December 18, 2008 - 18:51 AMT
Rwandan genocide instigator given life sentence
Former senior defense official Theoneste Bagosora has been convicted of instigating Rwanda's 1994 genocide and sentenced to life in prison. Bagosora and two co-defendants were found by a UN tribunal to have led a committee that plotted the massacre of ethnic Tutsis and moderate Hutus. It is the first time the Rwanda tribunal has convicted anyone of organizing the killings.

More than 800,000 people were killed in Rwanda's genocide.

Along with Bagosora, former military commanders Anatole Nsegiyumva and Alloys Ntabakuze were also found guilty of genocide, crimes against humanity and war crimes, and given life sentences.

Bagosora, 67, and the two senior military officers were found to have organized, trained and armed the Interahamwe militia, which was responsible for most of the killing.
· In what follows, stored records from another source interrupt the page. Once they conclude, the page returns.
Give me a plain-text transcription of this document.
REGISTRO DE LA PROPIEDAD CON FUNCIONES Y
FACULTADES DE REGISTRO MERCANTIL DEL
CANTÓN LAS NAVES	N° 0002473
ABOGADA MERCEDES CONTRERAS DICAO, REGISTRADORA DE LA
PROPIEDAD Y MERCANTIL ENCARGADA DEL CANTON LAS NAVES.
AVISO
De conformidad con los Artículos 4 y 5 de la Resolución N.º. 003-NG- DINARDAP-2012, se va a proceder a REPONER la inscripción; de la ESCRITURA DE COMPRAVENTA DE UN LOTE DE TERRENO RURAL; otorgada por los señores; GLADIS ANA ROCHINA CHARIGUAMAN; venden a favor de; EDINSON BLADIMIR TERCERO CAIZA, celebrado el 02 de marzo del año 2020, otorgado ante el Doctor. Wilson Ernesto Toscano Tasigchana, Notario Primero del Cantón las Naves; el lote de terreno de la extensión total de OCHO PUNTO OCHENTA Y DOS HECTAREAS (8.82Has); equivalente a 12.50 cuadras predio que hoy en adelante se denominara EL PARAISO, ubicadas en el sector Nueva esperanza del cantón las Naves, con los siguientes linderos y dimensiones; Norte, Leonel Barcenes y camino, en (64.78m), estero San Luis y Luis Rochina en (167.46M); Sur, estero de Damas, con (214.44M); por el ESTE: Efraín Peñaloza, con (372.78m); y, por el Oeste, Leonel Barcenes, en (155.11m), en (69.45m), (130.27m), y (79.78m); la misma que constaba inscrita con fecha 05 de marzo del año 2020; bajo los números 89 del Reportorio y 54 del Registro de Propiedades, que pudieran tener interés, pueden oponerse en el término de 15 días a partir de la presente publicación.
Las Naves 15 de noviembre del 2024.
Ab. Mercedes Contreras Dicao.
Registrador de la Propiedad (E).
They were also responsible for drawing up a list of Tutsis and moderate Hutus who opposed their vision of an ethnically pure Rwanda. The International Criminal Tribunal for Rwanda (ICTR), based in Tanzania, rejected the defense's argument that the killing was not organized, and therefore not genocide.

Bagosora's lawyer, Raphael Constant, said his client would appeal against the verdict.

Brigadier Gratien Kabiligi, the former chief of military operations, who was on trial with Bagosora and the two other men, was cleared of all charges and ordered to be released from custody immediately.

In another verdict on Thursday, the tribunal sentenced Protais Zigiranyirazo, 57, to 20 years in jail for his part in the genocide.

Mr Zigiranyirazo, a brother-in-law of former President Juvenal Habyarimana, was accused of ordering Hutus to kill 48 people in two incidents.

The sentences will be welcomed by the government in Rwanda, which has come to regard the tribunal as a key part of the process of justice and reconciliation.

Bagosora has been in custody since 1996, when he was arrested in Cameroon.

Prosecutors said Bagosora assumed control of military and political affairs in Rwanda when President Habyarimana's plane was shot down in 1994 - the catalyst for the genocide.

However, the indictment alleges that he set out to "prepare the apocalypse" as far back as 1990, BBC reports.